Comments : Am I Toxic?

  • 4 years ago

    by Dagmar Wilson

    Let me begin with thank you for sharing and you said it extremely well. As a woman I am older now I have noticed that women are not afraid to approach the opposite sex and they do it in a very open way. They are not afraid to show off their femininity. But there is a time and place for everything and we either give in to temptation or not. I don't think there is anybody to blame. Sadly we are living in a time were we have a lot of sick people walking around we have to be extra careful. A man will sleep with a woman if he can a woman sleeps with a man because she wants to. This sure needs to be nominated unfortunately I have no more votes. Add to my favorite. All the very best to you

    • 4 years ago

      by Maher

      Thanks Dagmar, glad you enjoyed it. I agree, there are more attractive ways to approach people you're interested in, but today's society has been sexualised enough to see this as normal. People who refuse are seen as the weird ones!

  • 4 years ago

    by Em (marmite)

    Maher... I simply couldn't pass this up without nomination
    Firstly because of it's fabulous rhyme and flow and
    Secondly because of the message you portray in this, that there has to be a stop to the blame passing... You could simply (if this was a real scenario which I guess it was) have got off at that stop and done something you later regret (if you get my meaning) and then the blame would have been on the lady because she was "asking for it" whereas in fact the blame is simply on the species (male/female) who think it's OK to sexual attack others or attack others anyway...
    Take care young man x

    • 4 years ago

      by Maher

      Thanks Em, glad you like it.

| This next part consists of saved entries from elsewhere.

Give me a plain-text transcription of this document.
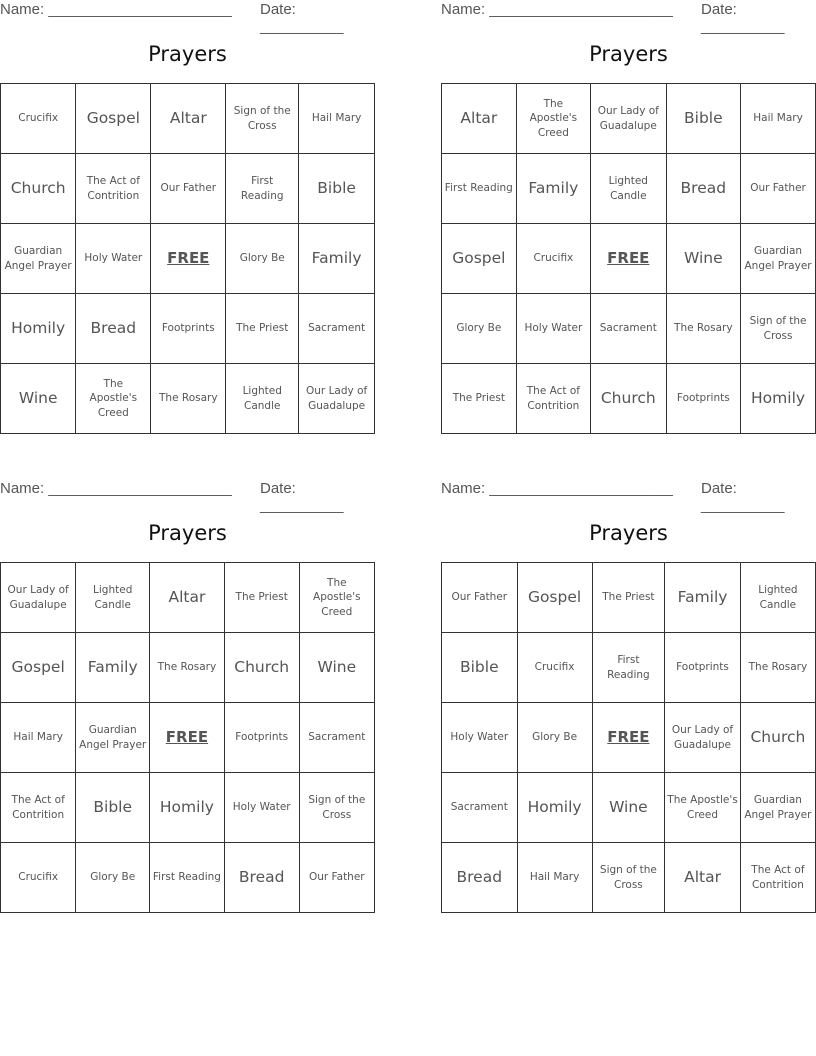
Name: ______________________ Date: __________
Prayers
Crucifix	Gospel	Altar	Sign of the Cross	Hail Mary
Church	The Act of Contrition	Our Father	First Reading	Bible
Guardian Angel Prayer	Holy Water	FREE	Glory Be	Family
Homily	Bread	Footprints	The Priest	Sacrament
Wine	The Apostle's Creed	The Rosary	Lighted Candle	Our Lady of Guadalupe
Name: ______________________ Date: __________
Prayers
Altar	The Apostle's Creed	Our Lady of Guadalupe	Bible	Hail Mary
First Reading	Family	Lighted Candle	Bread	Our Father
Gospel	Crucifix	FREE	Wine	Guardian Angel Prayer
Glory Be	Holy Water	Sacrament	The Rosary	Sign of the Cross
The Priest	The Act of Contrition	Church	Footprints	Homily
Name: ______________________ Date: __________
Prayers
Our Lady of Guadalupe	Lighted Candle	Altar	The Priest	The Apostle's Creed
Gospel	Family	The Rosary	Church	Wine
Hail Mary	Guardian Angel Prayer	FREE	Footprints	Sacrament
The Act of Contrition	Bible	Homily	Holy Water	Sign of the Cross
Crucifix	Glory Be	First Reading	Bread	Our Father
Name: ______________________ Date: __________
Prayers
Our Father	Gospel	The Priest	Family	Lighted Candle
Bible	Crucifix	First Reading	Footprints	The Rosary
Holy Water	Glory Be	FREE	Our Lady of Guadalupe	Church
Sacrament	Homily	Wine	The Apostle's Creed	Guardian Angel Prayer
Bread	Hail Mary	Sign of the Cross	Altar	The Act of Contrition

This actually happened on Thursday night on the way home from a doctor's appointment! I wouldn't call it a sexual attack though, more of a very direct advance haha. You take care too

  • 4 years ago

    by Milly Hayward

    Brilliant. Excellent rhyming but a seriously important message. I was brought up to believe that a lady should never chase a man - that she should value herself and that he should always be the one to chase. Because something given away freely to many is not as valued as something that is hard won and unique.

    Yet nowadays it seems acceptable for women to chase guys and jump in to bed at the drop of a hat (and then get upset when the guy doesn't stay around?) Which opens up a whole can of worms with regards to sexually transmitted disease, lack of long term self respect and I think must diminish hopes to find true and lasting love since how can you trust that someone who leaps into bed with all and sundry will stay faithful to you in the long term?

    That aside there are definitely women who will use guys for what they can get out of them and men that will do the same to women. There are women who power trip on flirting with guys and leading them on often with no intention of following through who set out to confuse the guys and make them uncomfortable. There are also women who power trip on deliberately targeting guys in relationships just to see if they can split up the relationship with no real interest in the guy (unless he has money or a house to rip off then they disappear) Equally there are men nowadays who will move in on a woman earning a good wage and try and rip her off.

    From a female perspective and being one who chose to be single by choice for many years with no attempts to flirt with anyone somehow it had the opposite affect because I had to fight off more than my share of unwanted male attention. (which on more than one occasion became obsessive and intrusive stalking) So I have experienced the bad side of unwanted attention but equally have seen how bad other females can be to guys.

    To me it seems that it is a sign of the times we live in that some people (male and women) have psychological agenda's, to antagonise, upset, provoke or ruin another person's life for their own twisted gain without thought of the other person and the impact of their behavior on the other person's life.

    • 4 years ago

      by Maher

      Thanks Milly, glad you enjoyed it. I've been on the receiving end of women being that way, aside from that of this event, and it isn't pleasant. But, I know that not all women are like that.

      Modern society has been groomed to be overly sexualised and it's a scary thing. From billboards of practically naked men/women, to internet content, to people out in the open like 14yr old girls looking like 20yr old women about to go clubbing. Worst part is, people defend these things vigorously saying "they should be able to do what makes them happy!", but when something bad happens as a consequence of what they do, it's not their fault but the entire society's fault. My belief is, as much as many may disagree, that we do need limits and boundaries, or else things will fall apart. If everyone was free to do whatever they wanted, lewd or not, things will go way out of control. As morals disappear and people are encouraged to chase what they deem to be happiness, the world falls to corruption.